The holidays are rapidly approaching, which usually means a stressful time for families that have separated, divorced, or are in the process. Children have good memories of previous holidays, and many feel the loss of their family even more so during this time. 

How do you protect your children from all this stress?

  • Remember that the holidays are for family. If you can be civil or friendly with the other parent, consider celebrating the holidays together. If that’s not possible, try establishing new traditions that the kids will remember and look forward to each year.

  • Don’t speak ill of the other parent, and don’t allow your family to bad mouth the other parent either. Allow your child(ren) to express their love for the other parent.

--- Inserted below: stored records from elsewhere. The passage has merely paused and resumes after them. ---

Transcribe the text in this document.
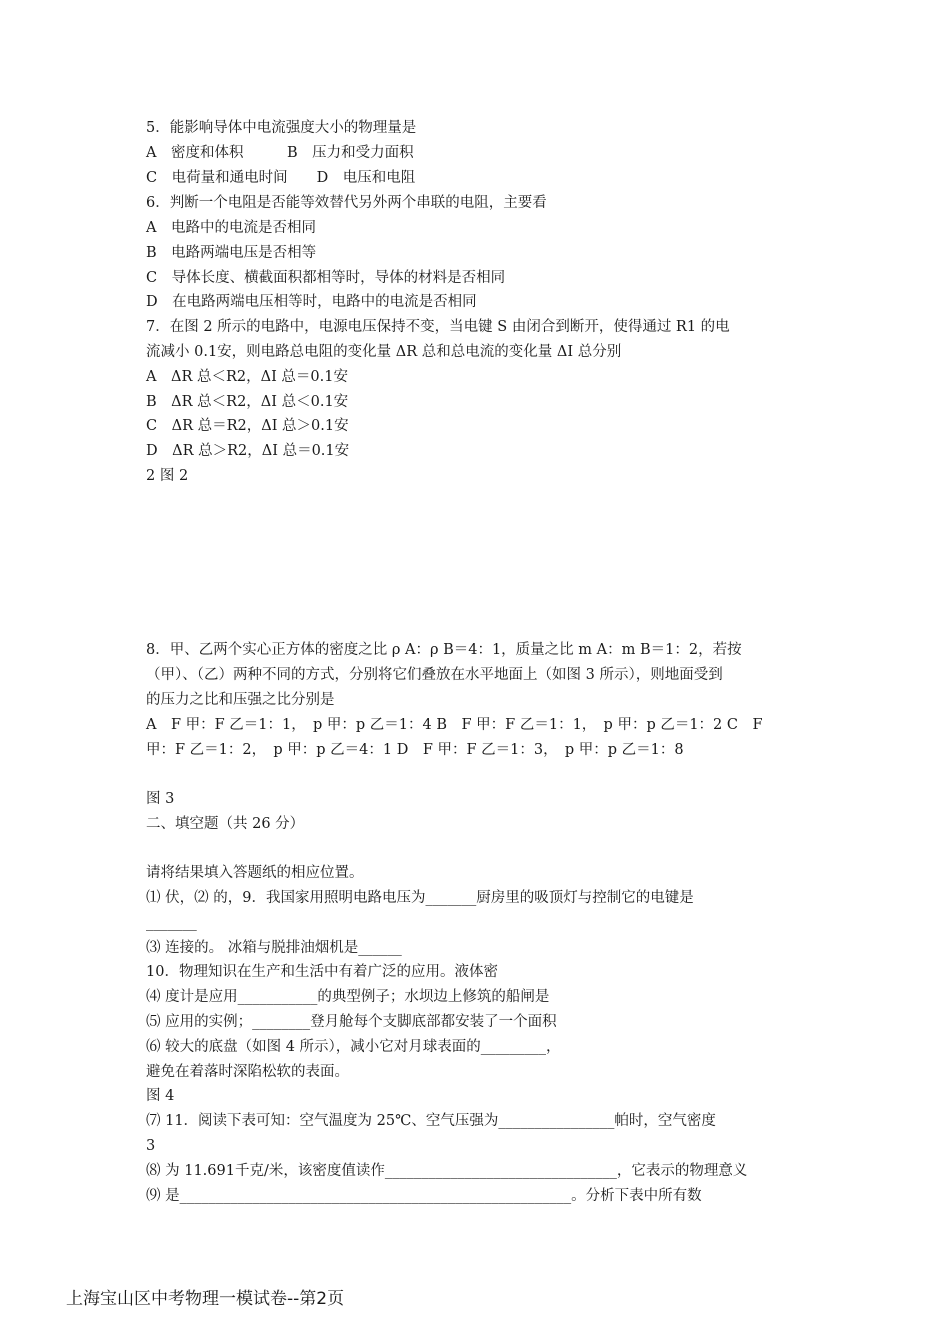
5．能影响导体中电流强度大小的物理量是
A　密度和体积　　　B　压力和受力面积
C　电荷量和通电时间　　D　电压和电阻
6．判断一个电阻是否能等效替代另外两个串联的电阻，主要看
A　电路中的电流是否相同
B　电路两端电压是否相等
C　导体长度、横截面积都相等时，导体的材料是否相同
D　在电路两端电压相等时，电路中的电流是否相同
7．在图 2 所示的电路中，电源电压保持不变，当电键 S 由闭合到断开，使得通过 R1 的电
流减小 0.1安，则电路总电阻的变化量 ΔR 总和总电流的变化量 ΔI 总分别
A　ΔR 总＜R2，ΔI 总＝0.1安
B　ΔR 总＜R2，ΔI 总＜0.1安
C　ΔR 总＝R2，ΔI 总＞0.1安
D　ΔR 总＞R2，ΔI 总＝0.1安
2 图 2
8．甲、乙两个实心正方体的密度之比 ρ A：ρ B＝4：1，质量之比 m A：m B＝1：2，若按
（甲）、（乙）两种不同的方式，分别将它们叠放在水平地面上（如图 3 所示），则地面受到
的压力之比和压强之比分别是
A　F 甲：F 乙＝1：1，　p 甲：p 乙＝1：4 B　F 甲：F 乙＝1：1，　p 甲：p 乙＝1：2 C　F
甲：F 乙＝1：2，　p 甲：p 乙＝4：1 D　F 甲：F 乙＝1：3，　p 甲：p 乙＝1：8
图 3
二、填空题（共 26 分）
请将结果填入答题纸的相应位置。
⑴ 伏，⑵ 的，9．我国家用照明电路电压为_______厨房里的吸顶灯与控制它的电键是
_______
⑶ 连接的。 冰箱与脱排油烟机是______
10．物理知识在生产和生活中有着广泛的应用。液体密
⑷ 度计是应用___________的典型例子；水坝边上修筑的船闸是
⑸ 应用的实例；________登月舱每个支脚底部都安装了一个面积
⑹ 较大的底盘（如图 4 所示），减小它对月球表面的_________，
避免在着落时深陷松软的表面。
图 4
⑺ 11．阅读下表可知：空气温度为 25℃、空气压强为________________帕时，空气密度
3
⑻ 为 11.691千克/米，该密度值读作________________________________，它表示的物理意义
⑼ 是______________________________________________________。分析下表中所有数
上海宝山区中考物理一模试卷--第2页
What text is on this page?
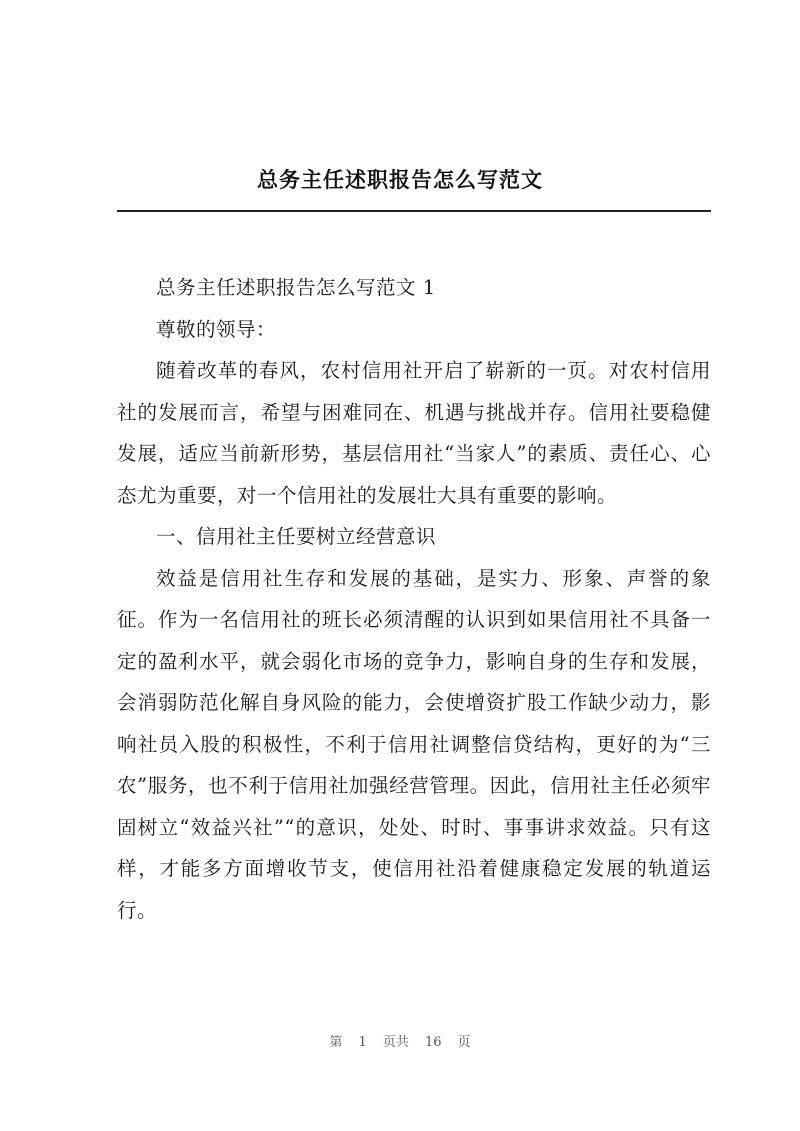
总务主任述职报告怎么写范文

总务主任述职报告怎么写范文 1

尊敬的领导：

随着改革的春风，农村信用社开启了崭新的一页。对农村信用社的发展而言，希望与困难同在、机遇与挑战并存。信用社要稳健发展，适应当前新形势，基层信用社“当家人”的素质、责任心、心态尤为重要，对一个信用社的发展壮大具有重要的影响。

一、信用社主任要树立经营意识

效益是信用社生存和发展的基础，是实力、形象、声誉的象征。作为一名信用社的班长必须清醒的认识到如果信用社不具备一定的盈利水平，就会弱化市场的竞争力，影响自身的生存和发展，会消弱防范化解自身风险的能力，会使增资扩股工作缺少动力，影响社员入股的积极性，不利于信用社调整信贷结构，更好的为“三农”服务，也不利于信用社加强经营管理。因此，信用社主任必须牢固树立“效益兴社”“的意识，处处、时时、事事讲求效益。只有这样，才能多方面增收节支，使信用社沿着健康稳定发展的轨道运行。

第 1 页共 16 页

  • Be aware that your child(ren), and yourself, may have a wide range of feelings during the holidays. It’s ok to have these feelings. Talk about them and work through them together.

  • SLOW DOWN! You’ll feel the need to have your child(ren) visit all their relatives while they’re with you during the holidays, but this may not always be feasible. Rushing around to accomplish this may lead to more stress on your children.

  • Take care of yourself! Exercise, eat healthily, get sleep, enjoy time with friends… relax. Your child(ren) will reflect your mood; if you’re calm, they are calm.

  • Make travel fun. If you are traveling for the holidays, bring along activities. Stay positive, laugh, and make good memories.

  • Share the kid(s) – even when it’s “your time” with them. Let your child(ren) talk to or see the other parent if they ask. There is a good chance they will miss them, and not allowing them to talk/see the other parent will make them more upset.

  • Communicate, coordinate and be flexible. Be sure to communicate with your co-parent about holiday schedule(s) early on. Be very specific on dates and times, and be prepared to make any necessary last-minute changes.

  • Plan gifts. Talk to each other about what gifts you plan on getting the child(ren) so that you aren’t duplicating them. Avoid trying to “outdo” each other.

  • Ask what your kid(s) want. Include your kid(s) on holiday plans. Ask them what they want to do and who they want to see. While this may not be a conventional way of doing things, it will show the kid(s) that their feelings also matter.

  • Stop-Look-Listen. Stop yourself from reacting with anger. Take a deep breath and recognize your feelings. Look at all your options before responding. Choose the option that will produce the best outcome. Listen to yourself and choose a response that shows understanding and kindness.